Speedderby und S-Springen sind die Höhepunkte

Turnier des RV von Nagel

Über fünf Tage Reitsport können sich Aktive und Fans ab Mittwoch, 19. Juli, beim RV von Nagel Herbern (Am Haselbüschken 5, 59387 Herbern) freuen. Das Reit- und Springturnier bietet Prüfungen bis zur Klasse S und wartet auch schon am Freitag mit einem Höhepunkt auf.

HERBERN

, 18.07.2017, 14:25 Uhr / Lesedauer: 1 min
Speedderby und S-Springen sind die Höhepunkte

Marie Ligges, hier mit Dibadu, ist die Enkelin von Fritz Ligges. Für ihn wird am Sonntagnachmittag mit einem S-Springen der Gedächtnispreis ausgetragen.
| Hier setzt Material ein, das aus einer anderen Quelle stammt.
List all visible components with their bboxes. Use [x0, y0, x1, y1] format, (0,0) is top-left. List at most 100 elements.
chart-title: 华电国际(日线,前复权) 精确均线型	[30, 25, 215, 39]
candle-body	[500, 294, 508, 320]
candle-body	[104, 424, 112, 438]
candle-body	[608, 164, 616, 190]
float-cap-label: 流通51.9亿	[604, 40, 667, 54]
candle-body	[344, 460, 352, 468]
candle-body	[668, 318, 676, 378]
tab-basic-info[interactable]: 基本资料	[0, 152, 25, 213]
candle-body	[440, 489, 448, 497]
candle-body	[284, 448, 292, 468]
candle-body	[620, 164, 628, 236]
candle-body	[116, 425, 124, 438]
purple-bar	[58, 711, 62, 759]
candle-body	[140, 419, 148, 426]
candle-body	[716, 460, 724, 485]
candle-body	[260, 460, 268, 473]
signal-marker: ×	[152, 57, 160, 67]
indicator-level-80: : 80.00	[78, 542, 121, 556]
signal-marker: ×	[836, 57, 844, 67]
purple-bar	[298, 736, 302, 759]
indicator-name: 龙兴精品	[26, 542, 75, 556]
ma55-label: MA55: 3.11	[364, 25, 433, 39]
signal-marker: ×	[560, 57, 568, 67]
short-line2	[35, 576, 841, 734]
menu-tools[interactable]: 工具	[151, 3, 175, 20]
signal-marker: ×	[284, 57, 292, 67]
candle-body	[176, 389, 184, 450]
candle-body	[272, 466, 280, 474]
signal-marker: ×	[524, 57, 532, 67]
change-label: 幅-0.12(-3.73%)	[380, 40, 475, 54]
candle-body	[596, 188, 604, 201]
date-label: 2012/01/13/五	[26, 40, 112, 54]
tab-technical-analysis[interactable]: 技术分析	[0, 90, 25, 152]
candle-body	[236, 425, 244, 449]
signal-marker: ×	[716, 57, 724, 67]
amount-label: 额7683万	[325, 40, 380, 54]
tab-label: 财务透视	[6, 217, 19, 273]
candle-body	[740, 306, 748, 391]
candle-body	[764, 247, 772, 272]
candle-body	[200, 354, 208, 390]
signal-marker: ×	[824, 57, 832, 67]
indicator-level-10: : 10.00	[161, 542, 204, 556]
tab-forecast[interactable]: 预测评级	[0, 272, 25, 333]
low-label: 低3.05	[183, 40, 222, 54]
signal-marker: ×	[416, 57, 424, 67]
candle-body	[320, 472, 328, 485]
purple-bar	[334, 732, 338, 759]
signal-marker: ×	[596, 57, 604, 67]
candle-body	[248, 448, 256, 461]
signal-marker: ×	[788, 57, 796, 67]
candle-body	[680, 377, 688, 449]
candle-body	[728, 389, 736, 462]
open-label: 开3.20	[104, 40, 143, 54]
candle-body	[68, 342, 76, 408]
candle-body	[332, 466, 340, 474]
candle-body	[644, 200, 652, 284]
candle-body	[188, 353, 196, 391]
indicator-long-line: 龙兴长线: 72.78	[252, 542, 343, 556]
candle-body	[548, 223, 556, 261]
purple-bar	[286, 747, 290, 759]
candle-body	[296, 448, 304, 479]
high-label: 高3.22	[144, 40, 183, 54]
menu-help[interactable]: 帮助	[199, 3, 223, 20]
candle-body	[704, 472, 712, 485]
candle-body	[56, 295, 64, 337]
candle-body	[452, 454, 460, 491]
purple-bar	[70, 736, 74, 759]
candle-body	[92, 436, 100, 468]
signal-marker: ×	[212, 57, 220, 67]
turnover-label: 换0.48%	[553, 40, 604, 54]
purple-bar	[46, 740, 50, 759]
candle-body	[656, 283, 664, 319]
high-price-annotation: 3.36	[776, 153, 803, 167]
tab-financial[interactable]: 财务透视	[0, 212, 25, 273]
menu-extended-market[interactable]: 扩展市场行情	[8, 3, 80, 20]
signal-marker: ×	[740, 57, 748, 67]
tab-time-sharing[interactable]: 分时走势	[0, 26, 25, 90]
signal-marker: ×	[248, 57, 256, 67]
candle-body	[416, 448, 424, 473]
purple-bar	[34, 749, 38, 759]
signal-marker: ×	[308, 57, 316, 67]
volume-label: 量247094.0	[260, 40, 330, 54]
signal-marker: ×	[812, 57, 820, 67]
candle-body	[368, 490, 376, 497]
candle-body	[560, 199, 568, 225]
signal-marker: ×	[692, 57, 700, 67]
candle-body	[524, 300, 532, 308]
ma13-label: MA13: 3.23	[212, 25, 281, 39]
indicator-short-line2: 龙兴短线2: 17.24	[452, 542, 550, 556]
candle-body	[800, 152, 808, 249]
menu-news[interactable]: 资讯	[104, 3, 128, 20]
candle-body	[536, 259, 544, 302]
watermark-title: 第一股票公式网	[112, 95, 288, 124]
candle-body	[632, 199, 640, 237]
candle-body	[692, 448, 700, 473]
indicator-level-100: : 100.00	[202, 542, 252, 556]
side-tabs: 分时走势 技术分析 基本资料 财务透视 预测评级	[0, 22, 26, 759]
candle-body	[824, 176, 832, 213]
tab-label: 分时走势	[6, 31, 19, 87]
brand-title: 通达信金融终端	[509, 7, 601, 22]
Denn dann steigt am Abend das Speedderby. „Aufgrund der Teilnehmerzahl können wir in diesem Jahr sogar in zwei Abteilungen werten“, sagt Vereinsgeschäftsführerin Barbara Kümer. Überhaupt habe man schon im Vorfeld Maßnahmen getroffen, um das Turnier so stressfrei wie möglich zu gestalten. „Wir organisieren alles selbst. Im Vorjahr hatten wir vier Turniertage angesetzt, dann sind es doch fünfeinhalb geworden“, sagt Kümer. In diesem Jahr geht der RV von Nagel Herbern direkt auf fünf Tage Reitsport.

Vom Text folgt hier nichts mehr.